Yesterday was a very busy day. There was an issue with some of the pressure gauges, so we began surveying instruments that have already been deployed. An updated map of completed sites is below.
Surveying the instruments is an interesting process, and there are different approaches. One is to complete a circle around the deployed location of the instrument. The deployed location is not always the same as the planned location, at the very least because you cannot get a ship to sit in exactly one spot down to the fifth decimal of latitude and longitude.
As the ship moves in a circle, an acoustic unit sends messages to the instrument; first, an acoustic code to enable the unit to receive messages, which sounds like a series of chirps. If the instrument “hears”, it responds with a series of pings, which sound like beeps. Then the acoustic unit ranges to the instrument, it sends out sound waves that are returned by the instrument, both a direct arrival (to the instrument and back to the ship) and a reflected arrival (to the instrument, bouncing off the water surface, back down to the instrument, and back to the ship). The unit will calculate a distance to the instrument based on an average speed of sound through water based on the first arrival, and voila! A slant distance to the instrument is found. If this slant distance is found for several points around the circle, the true distance of the instrument in latitude and longitude from the deployed location can be found. Spahr was kind enough to lend his code which plots the ranges as circles around the points, which looks very nice and is easy to read. Apparently this is the same transponder used to locate the missing Malay airplane.

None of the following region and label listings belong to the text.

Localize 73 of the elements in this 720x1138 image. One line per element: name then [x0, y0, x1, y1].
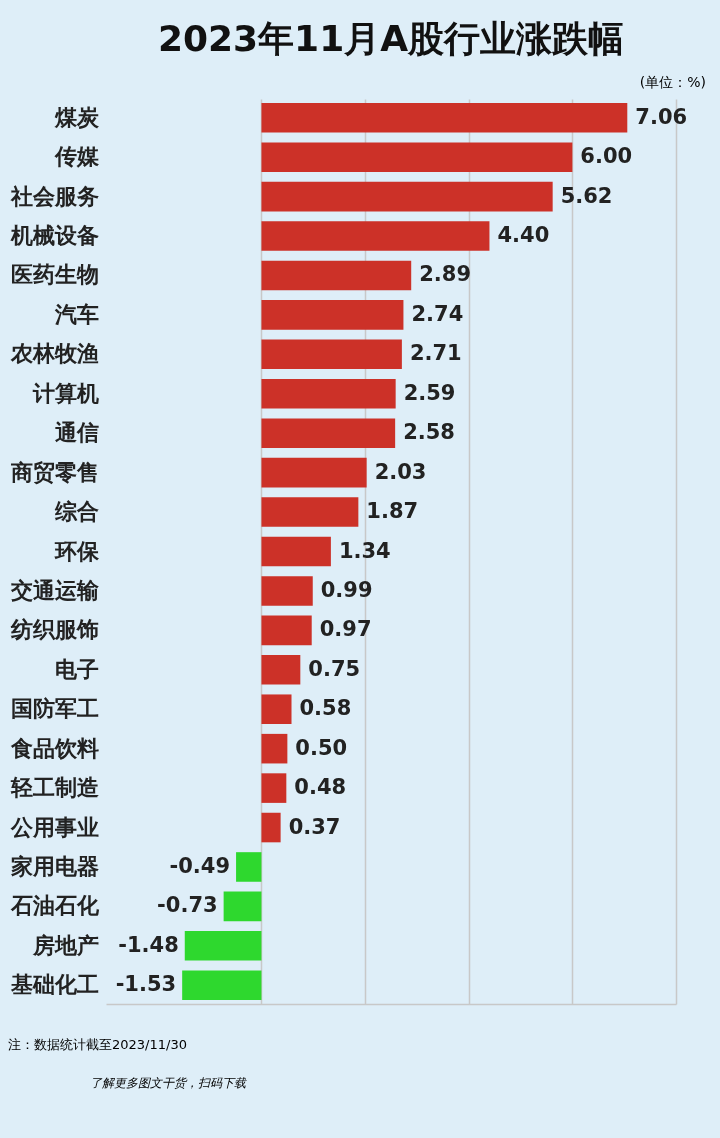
chart-title: 2023年11月A股行业涨跌幅	[157, 18, 625, 59]
y-tick-label: 公用事业	[9, 814, 99, 840]
y-tick-label: 食品饮料	[9, 735, 99, 761]
data-label: -0.49	[169, 853, 231, 878]
y-tick-label: 医药生物	[10, 262, 99, 288]
y-tick-label: 纺织服饰	[9, 617, 99, 643]
y-tick-label: 汽车	[53, 301, 99, 327]
y-tick-label: 机械设备	[9, 223, 99, 249]
text: 了解更多图文干货，扫码下载	[90, 1075, 246, 1092]
data-label: 2.58	[403, 420, 455, 445]
y-tick-label: 基础化工	[9, 972, 99, 998]
bar	[261, 497, 359, 527]
bar	[184, 931, 262, 961]
y-tick-label: 国防军工	[10, 696, 99, 722]
data-label: -0.73	[157, 893, 218, 918]
bar	[261, 181, 553, 212]
data-label: 4.40	[497, 223, 550, 248]
bar	[261, 339, 402, 370]
data-label: 1.87	[366, 499, 419, 524]
bar	[261, 812, 281, 843]
bar	[261, 418, 396, 448]
data-label: 6.00	[580, 144, 633, 169]
data-label: 2.03	[374, 459, 427, 484]
data-label: 0.58	[299, 696, 352, 721]
bar	[261, 300, 404, 330]
data-label: 0.48	[294, 775, 347, 800]
bar	[261, 733, 288, 764]
y-tick-label: 轻工制造	[9, 775, 99, 801]
y-tick-label: 煤炭	[53, 104, 100, 130]
y-tick-label: 交通运输	[9, 577, 100, 603]
text: (单位：%)	[639, 74, 706, 92]
data-label: 2.59	[403, 380, 456, 405]
bar	[261, 576, 313, 606]
y-tick-label: 商贸零售	[9, 459, 99, 485]
data-label: 0.75	[308, 656, 361, 681]
text: 注：数据统计截至2023/11/30	[8, 1036, 187, 1054]
data-label: 0.37	[288, 814, 341, 839]
bar	[261, 457, 367, 488]
bar	[261, 102, 628, 133]
data-label: 1.34	[338, 538, 391, 563]
y-tick-label: 家用电器	[9, 853, 99, 879]
bar	[261, 536, 331, 567]
y-tick-label: 综合	[53, 499, 99, 525]
y-tick-label: 计算机	[31, 380, 99, 406]
bar	[261, 655, 301, 685]
data-label: 0.97	[319, 617, 372, 642]
bar	[223, 891, 262, 922]
bar	[261, 773, 287, 803]
y-tick-label: 环保	[53, 538, 100, 564]
data-label: 5.62	[560, 183, 613, 208]
bar	[182, 970, 262, 1001]
y-tick-label: 电子	[54, 656, 99, 682]
bar	[261, 615, 312, 646]
data-label: 0.99	[320, 577, 373, 602]
bar	[261, 378, 396, 409]
data-label: 7.06	[635, 104, 688, 129]
bar	[236, 852, 262, 882]
bar	[261, 142, 573, 172]
y-tick-label: 房地产	[31, 932, 99, 958]
y-tick-label: 社会服务	[9, 183, 99, 209]
data-label: 0.50	[295, 735, 348, 760]
y-tick-label: 石油石化	[9, 893, 100, 919]
data-label: 2.89	[419, 262, 472, 287]
data-label: 2.71	[409, 341, 462, 366]
bar	[261, 221, 490, 251]
data-label: 2.74	[411, 301, 464, 326]
y-tick-label: 传媒	[53, 144, 100, 170]
bar	[261, 260, 412, 291]
bar	[261, 694, 292, 725]
y-tick-label: 通信	[53, 420, 99, 446]
data-label: -1.48	[118, 932, 179, 957]
y-tick-label: 农林牧渔	[9, 341, 99, 367]
data-label: -1.53	[115, 972, 177, 997]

The Japanese teams have deployed all of their instruments and will begin receiving data today. When I commented that the Japanese teams have been amazingly efficient, Yoshihiro, from the University of Kyoto, replied, “Yes, yes, that is the Japanese way.” He has done some interesting work in his career and I will write a profile on him in a day or two.
The bottom pressure recorder has a few different components: two yellow cases with floats (glass spheres) inside, the pressure gauge in the large black tube, steel weights (small cylinders near the bottom of the float), and a frame. The bottom pressure recorders are basically acting as vertical component GPS stations, because if they move up, the water pressure is lower, and that will register on the pressure gauge. This works especially well for large displacements, i.e. earthquakes, but you need to know the effect of the tides that regularly lower and raise the pressure on the bottom of the seafloor.
In other news, I finally tried the treadmill a couple of days ago, I set it for a lazy jog at 6 km/hr (3.6 mph), because I was silly and assumed all treadmills are set to miles. You definitely have to pay attention to where your feet are going, one misstep and you may go flying, but it’s manageable. Stay tuned for more interviews once I can move again.
Why are all those instruments needed? Do they measure the same thing in different places, or different things?
Why all the instruments? Well, because they are all sensitive to different things. The pressure gauges are sensitive to a sudden displacement, like that of an earthquake, seismometers are sensitive to all ground motion, both from local earthquakes and far away earthquakes, and the em instruments are meant to measure the conductivity of the plate boundary.